Op meer manieren werken economies of sustainability door in het concurrentiemodel van bedrijven. Ten eerste verlangen consumenten (en natuurlijk ook de overheid) steeds meer van bedrijven dat ze duurzaam produceren en hun CO2-footprint reduceren. Bedrijven hebben hierdoor nadrukkelijk een prikkel om te innoveren op het snijvlak van ‘vergroenen en verdienen’. Hoewel er nog veel onduidelijk is over de vraag of vergroening ook bijdraagt aan bijvoorbeeld hogere groei of productiviteit, blijkt steeds vaker dat bedrijven die aan eco-innovaties doen ook in financieel opzicht beter presteren (Alkemade et al., 2016; Van der Voorden & Raspe, 2016). En los van de onzekere opbrengsten van een inzet op duurzaamheid op korte termijn vormt duurzaamheid waarschijnlijk de minst risicovolle investering voor concurrentievoordeel op langere termijn (Henderson, 2015).

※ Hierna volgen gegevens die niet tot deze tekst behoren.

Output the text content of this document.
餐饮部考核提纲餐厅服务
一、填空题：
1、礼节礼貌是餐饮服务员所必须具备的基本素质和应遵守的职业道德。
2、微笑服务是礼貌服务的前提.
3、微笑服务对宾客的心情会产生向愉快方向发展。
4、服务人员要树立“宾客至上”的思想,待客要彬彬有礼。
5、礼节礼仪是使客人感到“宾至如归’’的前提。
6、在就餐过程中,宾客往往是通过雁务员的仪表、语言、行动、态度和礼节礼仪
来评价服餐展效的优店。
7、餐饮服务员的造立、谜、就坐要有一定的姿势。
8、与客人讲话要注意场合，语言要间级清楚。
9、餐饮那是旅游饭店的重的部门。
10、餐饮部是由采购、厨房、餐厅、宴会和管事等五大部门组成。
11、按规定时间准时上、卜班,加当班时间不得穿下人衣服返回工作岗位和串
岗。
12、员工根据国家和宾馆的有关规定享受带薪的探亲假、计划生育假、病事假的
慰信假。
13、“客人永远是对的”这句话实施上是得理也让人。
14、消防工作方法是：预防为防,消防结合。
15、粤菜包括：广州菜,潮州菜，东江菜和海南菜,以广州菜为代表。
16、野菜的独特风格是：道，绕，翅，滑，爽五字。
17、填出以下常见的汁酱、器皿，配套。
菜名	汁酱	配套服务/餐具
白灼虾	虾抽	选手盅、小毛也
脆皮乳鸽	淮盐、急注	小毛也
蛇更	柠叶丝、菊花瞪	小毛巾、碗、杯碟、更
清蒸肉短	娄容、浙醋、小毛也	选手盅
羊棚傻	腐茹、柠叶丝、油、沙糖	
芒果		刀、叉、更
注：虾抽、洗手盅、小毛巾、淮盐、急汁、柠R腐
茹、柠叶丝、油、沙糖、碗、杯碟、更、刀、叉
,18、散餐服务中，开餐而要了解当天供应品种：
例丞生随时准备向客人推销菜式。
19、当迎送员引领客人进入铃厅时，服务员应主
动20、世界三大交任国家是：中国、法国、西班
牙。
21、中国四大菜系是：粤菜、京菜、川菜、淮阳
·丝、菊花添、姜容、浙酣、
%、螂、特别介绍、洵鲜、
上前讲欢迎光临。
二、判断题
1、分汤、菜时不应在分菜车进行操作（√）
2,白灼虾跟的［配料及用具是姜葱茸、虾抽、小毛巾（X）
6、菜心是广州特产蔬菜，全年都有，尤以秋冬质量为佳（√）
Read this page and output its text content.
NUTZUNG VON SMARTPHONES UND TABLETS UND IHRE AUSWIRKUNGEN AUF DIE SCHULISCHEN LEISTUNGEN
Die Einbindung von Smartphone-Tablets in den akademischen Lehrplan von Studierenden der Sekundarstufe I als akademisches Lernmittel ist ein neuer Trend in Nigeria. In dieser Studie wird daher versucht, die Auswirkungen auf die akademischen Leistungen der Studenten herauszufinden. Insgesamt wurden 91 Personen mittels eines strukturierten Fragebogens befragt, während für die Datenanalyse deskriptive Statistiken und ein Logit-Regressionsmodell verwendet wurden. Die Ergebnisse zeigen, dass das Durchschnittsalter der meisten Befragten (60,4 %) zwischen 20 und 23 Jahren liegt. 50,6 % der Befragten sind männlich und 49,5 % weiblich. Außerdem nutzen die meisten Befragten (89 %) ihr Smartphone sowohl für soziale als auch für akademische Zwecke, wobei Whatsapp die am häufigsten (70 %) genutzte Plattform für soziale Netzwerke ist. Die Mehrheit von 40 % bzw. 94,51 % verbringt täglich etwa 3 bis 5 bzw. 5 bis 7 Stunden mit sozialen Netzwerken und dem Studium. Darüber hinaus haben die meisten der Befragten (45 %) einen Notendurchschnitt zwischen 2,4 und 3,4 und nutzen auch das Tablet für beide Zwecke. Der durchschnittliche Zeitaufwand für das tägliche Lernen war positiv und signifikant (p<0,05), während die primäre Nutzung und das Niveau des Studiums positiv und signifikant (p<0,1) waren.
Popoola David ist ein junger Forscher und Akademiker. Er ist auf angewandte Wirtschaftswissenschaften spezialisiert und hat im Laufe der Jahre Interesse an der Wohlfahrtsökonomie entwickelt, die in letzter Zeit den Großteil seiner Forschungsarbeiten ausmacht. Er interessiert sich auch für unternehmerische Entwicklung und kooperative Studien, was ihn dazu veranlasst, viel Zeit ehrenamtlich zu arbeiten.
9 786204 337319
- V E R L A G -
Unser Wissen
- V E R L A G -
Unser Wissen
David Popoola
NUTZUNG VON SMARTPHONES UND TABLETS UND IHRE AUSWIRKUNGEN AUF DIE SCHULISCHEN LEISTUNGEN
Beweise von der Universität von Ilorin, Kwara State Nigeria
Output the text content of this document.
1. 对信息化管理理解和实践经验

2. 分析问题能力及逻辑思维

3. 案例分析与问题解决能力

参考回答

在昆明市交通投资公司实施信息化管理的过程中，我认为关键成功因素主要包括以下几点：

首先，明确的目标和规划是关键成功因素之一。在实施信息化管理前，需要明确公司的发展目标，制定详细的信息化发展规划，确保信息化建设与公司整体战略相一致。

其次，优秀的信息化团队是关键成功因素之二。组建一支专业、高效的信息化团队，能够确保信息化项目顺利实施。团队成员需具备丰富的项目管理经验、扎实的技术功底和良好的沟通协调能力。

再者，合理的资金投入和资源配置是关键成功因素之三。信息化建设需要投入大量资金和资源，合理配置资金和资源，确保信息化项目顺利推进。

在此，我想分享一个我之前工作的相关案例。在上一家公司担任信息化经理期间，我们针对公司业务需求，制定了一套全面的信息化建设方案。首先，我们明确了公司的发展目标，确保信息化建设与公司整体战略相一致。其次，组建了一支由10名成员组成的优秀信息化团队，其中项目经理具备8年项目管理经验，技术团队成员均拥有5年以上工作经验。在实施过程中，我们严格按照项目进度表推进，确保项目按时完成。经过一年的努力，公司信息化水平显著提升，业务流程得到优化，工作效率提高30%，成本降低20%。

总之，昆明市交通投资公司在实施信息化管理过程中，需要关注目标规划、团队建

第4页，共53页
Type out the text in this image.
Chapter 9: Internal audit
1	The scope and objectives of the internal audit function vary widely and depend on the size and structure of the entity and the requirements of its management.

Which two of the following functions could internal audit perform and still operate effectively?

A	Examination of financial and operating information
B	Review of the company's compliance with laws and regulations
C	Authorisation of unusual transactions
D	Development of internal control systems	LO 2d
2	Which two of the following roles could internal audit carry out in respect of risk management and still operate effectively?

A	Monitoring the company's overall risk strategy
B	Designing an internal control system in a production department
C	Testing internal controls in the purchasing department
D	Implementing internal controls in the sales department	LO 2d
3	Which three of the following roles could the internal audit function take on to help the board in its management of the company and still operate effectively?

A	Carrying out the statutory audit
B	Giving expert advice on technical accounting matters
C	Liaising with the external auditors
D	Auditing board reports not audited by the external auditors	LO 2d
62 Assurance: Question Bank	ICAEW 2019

Niet alleen is duurzaamheid van belang vanuit consumenten en overheden aan de vraagzijde van de economie, maar ook aan de aanbodzijde. Recente literatuur laat zien dat regio’s met een betere leefomgeving (schone lucht, weinig congestie) en met hoogwaardige voorzieningen economisch beter presteren (Raspe et al., 2017). Deze regio’s zijn attractief voor een van de belangrijkste innovatieve inputs voor bedrijven: een hoogwaardig menselijk kapitaal, oftewel vaardige/kundige mensen die bovendien gelukkig en tevreden zijn en prettig wonen. Zuinig zijn op de directe dagelijkse leefomgeving is voor bedrijven belangrijk; ‘hier en nu’, maar ook voor de toekomst (CBS, 2018).
Innovatie: regionaal gebonden, netwerk-georiënteerd en gericht op duurzame verdienmodellen
De verschuivingen binnen het basismodel van de economie betekenen niet dat de economies of scale en de economies of scope tegenwoordig geen rol meer spelen binnen de economie, maar wel dat hun relatieve betekenis is afgenomen. Bovendien gebeuren de transities niet alleen na elkaar maar in de laatste jaren ook meer naast elkaar: denk aan een nieuwe golf van economies of expertise door de data-revolutie. De vijf transities, van economies of scale, naar scope, naar expertise, naar agglomeration en tenslotte naar sustainability, leiden dus tot een economie die veel meer vanuit principes van kennis, geografische locatie (agglomeratie) en duurzaamheid is ingericht, als wel die het belang van mensen en regio’s benadrukt, met haar sterke kwaliteiten in het vestigingsklimaat én de netwerkpositie.
Kortom, de kwaliteit van de dagelijkse leefomgeving of het vestigingsklimaat is een belangrijke factor voor de economie geworden en de regio vormt daarbinnen een cruciale entiteit (Aalders et al., 2019, Raspe & Stam, 2019). We zien dat daarmee de kwaliteit van het regionale vestigingsmilieu steeds vaker de locatiekeuze van mensen en bedrijven beïnvloedt. Innovatieprocessen zijn daarmee meer dan ooit regionaal gebonden, netwerk-georiënteerd en gericht op duurzame verdienmodellen. Figuur 1 vat deze transities samen.
[3] Deze paragraaf is gebaseerd op Raspe (2019).
[4] Zie Raspe (2019) voor een beschrijving van de mechanismen achter agglomeratievoordelen: sharing, matching, learning.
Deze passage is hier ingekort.